Actually, I think he's abusing the word infinite by assuming that it's all inclusive.

From his article, here is how he calculates the odds for someone's twin, not only existing in a parallel Hubble volume, but appearing in an infinite number of them.

One way to do the calculation is to ask how many protons could be packed into a Hubble volume at that temperature. The answer is 10^118 protons. Each of those particles may or may not, in fact, be present, which makes for 2 to the 10^118 possible arrangements of protons. A box containing that many Hubble volumes exhausts all the possibilities. If you round off the numbers, such a box is about 10 to the 10^118 meters across. Beyond that box, universes--including ours--must repeat. Roughly the same number could be derived by using thermodynamic or quantum-gravitational estimates of the total information content of the universe.
This shortcut may work for the early universe, but I don't see how it could work for a time when humans have already evolved.
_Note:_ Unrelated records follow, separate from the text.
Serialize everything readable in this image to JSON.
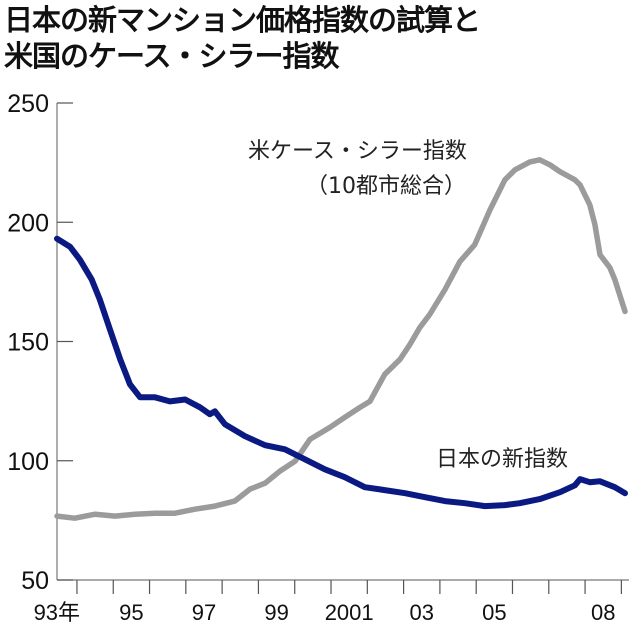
{
  "title_line1": "日本の新マンション価格指数の試算と",
  "title_line2": "米国のケース・シラー指数",
  "chart_data": {
    "type": "line",
    "title": "日本の新マンション価格指数の試算と米国のケース・シラー指数",
    "xlabel": "",
    "ylabel": "",
    "ylim": [
      50,
      250
    ],
    "xlim": [
      1993.45,
      2009.1
    ],
    "yticks": [
      50,
      100,
      150,
      200,
      250
    ],
    "ytick_labels": [
      "50",
      "100",
      "150",
      "200",
      "250"
    ],
    "xtick_labels": [
      {
        "label": "93年",
        "year": 1993.5
      },
      {
        "label": "95",
        "year": 1995.5
      },
      {
        "label": "97",
        "year": 1997.5
      },
      {
        "label": "99",
        "year": 1999.5
      },
      {
        "label": "2001",
        "year": 2001.5
      },
      {
        "label": "03",
        "year": 2003.5
      },
      {
        "label": "05",
        "year": 2005.5
      },
      {
        "label": "08",
        "year": 2008.5
      }
    ],
    "grid": false,
    "series": [
      {
        "name": "日本の新指数",
        "color": "#0b1a82",
        "x": [
          1993.45,
          1993.81,
          1994.08,
          1994.41,
          1994.63,
          1994.91,
          1995.19,
          1995.46,
          1995.74,
          1996.15,
          1996.56,
          1996.98,
          1997.39,
          1997.66,
          1997.8,
          1998.08,
          1998.63,
          1999.18,
          1999.73,
          2000.28,
          2000.83,
          2001.38,
          2001.93,
          2002.48,
          2003.04,
          2003.59,
          2004.14,
          2004.69,
          2005.24,
          2005.79,
          2006.2,
          2006.75,
          2007.31,
          2007.72,
          2007.86,
          2008.13,
          2008.41,
          2008.82,
          2009.1
        ],
        "y": [
          193.1,
          189.7,
          184.3,
          175.9,
          167.6,
          155.0,
          142.5,
          132.0,
          126.6,
          126.6,
          124.9,
          125.7,
          122.4,
          119.5,
          120.7,
          115.3,
          110.3,
          106.5,
          104.8,
          100.6,
          96.4,
          93.1,
          88.9,
          87.7,
          86.4,
          84.7,
          83.1,
          82.2,
          81.0,
          81.4,
          82.2,
          83.9,
          86.8,
          89.7,
          92.3,
          91.0,
          91.4,
          88.9,
          86.4
        ]
      },
      {
        "name": "米ケース・シラー指数（10都市総合）",
        "color": "#9b9b9b",
        "x": [
          1993.45,
          1993.94,
          1994.5,
          1995.05,
          1995.6,
          1996.15,
          1996.7,
          1997.25,
          1997.8,
          1998.35,
          1998.77,
          1999.18,
          1999.59,
          2000.01,
          2000.42,
          2000.97,
          2001.38,
          2001.8,
          2002.07,
          2002.48,
          2002.9,
          2003.17,
          2003.45,
          2003.72,
          2004.14,
          2004.55,
          2004.96,
          2005.38,
          2005.79,
          2006.07,
          2006.48,
          2006.75,
          2007.03,
          2007.31,
          2007.72,
          2007.86,
          2008.13,
          2008.27,
          2008.41,
          2008.68,
          2008.82,
          2009.1
        ],
        "y": [
          76.8,
          75.9,
          77.6,
          76.8,
          77.6,
          78.0,
          78.0,
          79.7,
          81.0,
          83.1,
          88.1,
          90.6,
          95.6,
          99.8,
          109.0,
          114.0,
          118.2,
          122.4,
          124.9,
          136.2,
          142.5,
          148.7,
          155.9,
          161.3,
          171.8,
          183.5,
          190.6,
          205.2,
          217.8,
          222.0,
          225.3,
          226.2,
          224.1,
          221.2,
          217.8,
          215.7,
          207.3,
          199.0,
          186.4,
          181.0,
          176.0,
          162.6
        ]
      }
    ],
    "annotations": {
      "us_label": "米ケース・シラー指数",
      "us_sublabel": "（10都市総合）",
      "jp_label": "日本の新指数"
    }
  }
}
It looks like he's incorrectly assuming that a human can appear anywhere in the Hubble volume, but instead it must appear on the surface of a habitable planet. Not only that, but it must be on a planet where the quantum states of my parents appeared, and their parents, and so on all the way back to the primordial ooze. And then he goes on to make the following conclusion:
Your nearest doppelgänger is most likely to be much closer than these numbers suggest, given the processes of planet formation and biological evolution that tip the odds in your favor.
It seems to me that such required physical processes would greatly decrease the odds of my twin appearing in another Hubble volume.